Aiutare le persone affetta da Sla a tornare a parlare in modo fluido e naturale: è il traguardo raggiunto dalla nuova interfaccia uomo-macchina BrainGate2 realizzata dal gruppo di ricerca dell'Università della California a Davis, guidato da Sergey Stavisky e pubblicato su Nature. Così l’Intelligenza artificiale può mettersi a servizio dei pazienti. In pratica, si tratta microelettrodi impiantati nel cervello che hanno permesso a un uomo di tornare a parlare in modo fluido, traducendo i suoi segnali cerebrali in tempo quasi reale.
Il dispositivo è stato sviluppato e testato al momento su un unico paziente, un uomo di 45 anni, Casey Harrell, affetto da sclerosi laterale amiotrofica, a cui sono stati impiantati 4 elettrodi nel cervello.
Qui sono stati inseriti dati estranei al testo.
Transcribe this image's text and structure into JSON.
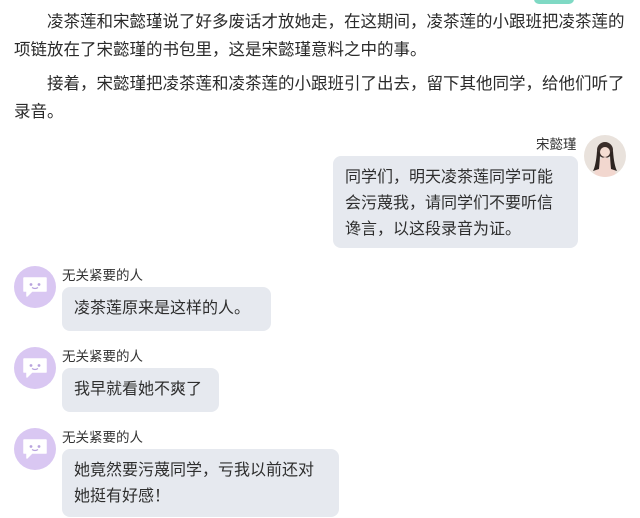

Il paziente aveva un linguaggio era molto difficile da capire e richiedeva il sostegno di altre persone per interpretarlo.
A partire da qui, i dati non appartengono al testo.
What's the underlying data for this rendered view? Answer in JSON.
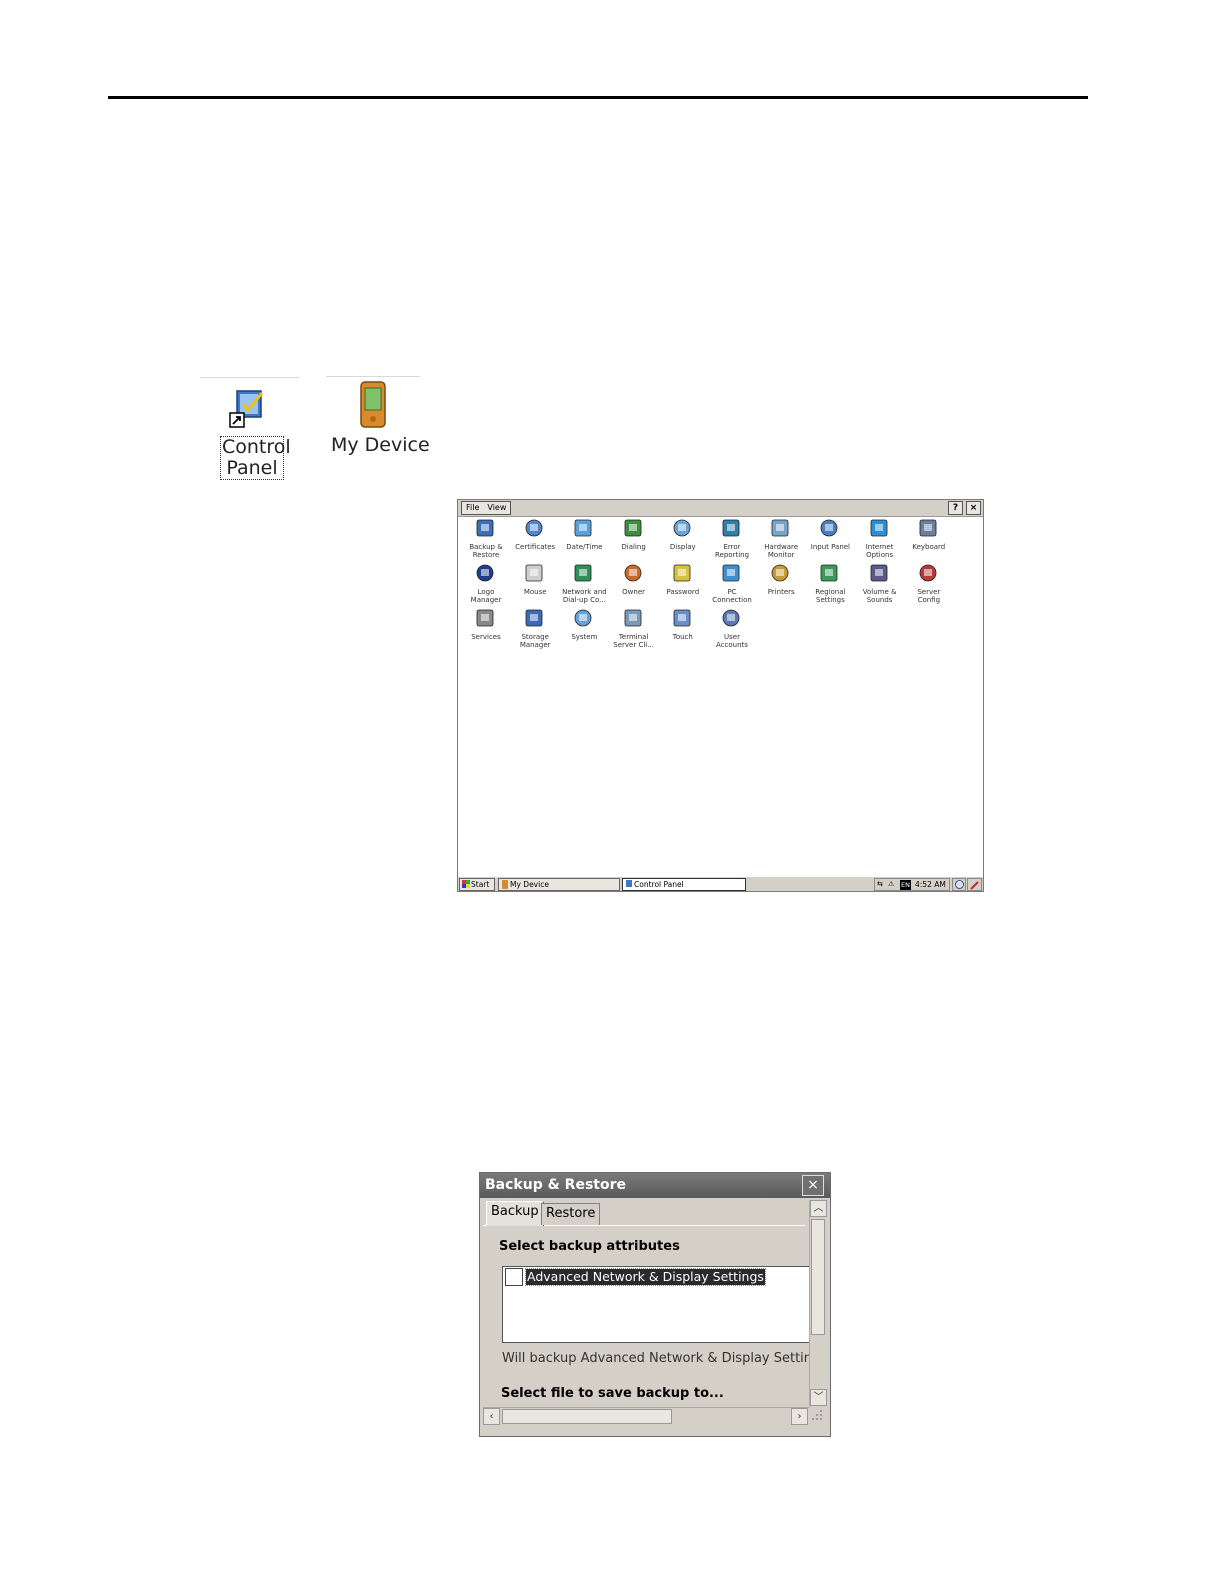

Al paziente è stato poi chiesto di provare a pronunciare delle frasi che apparivano su uno schermo e i segnali elettrici prodotti dal suo cervello sono stati usati per addestrare una IA che ha identificato correlazioni tra le parole scritte e i segnali dei neuroni. Dati che sono stati trasformati poi in parole.
Harrell ha utilizzato il sistema sia in contesti di conversazione sollecitati che spontanei. In entrambi i casi, la decodifica vocale è avvenuta in tempo reale, con continui aggiornamenti del sistema per mantenerlo accurato. Le parole decodificate sono state mostrate su uno schermo. Incredibilmente, poi sono state lette con una voce che sembrava proprio quella di Harrell prima che avesse la Sla.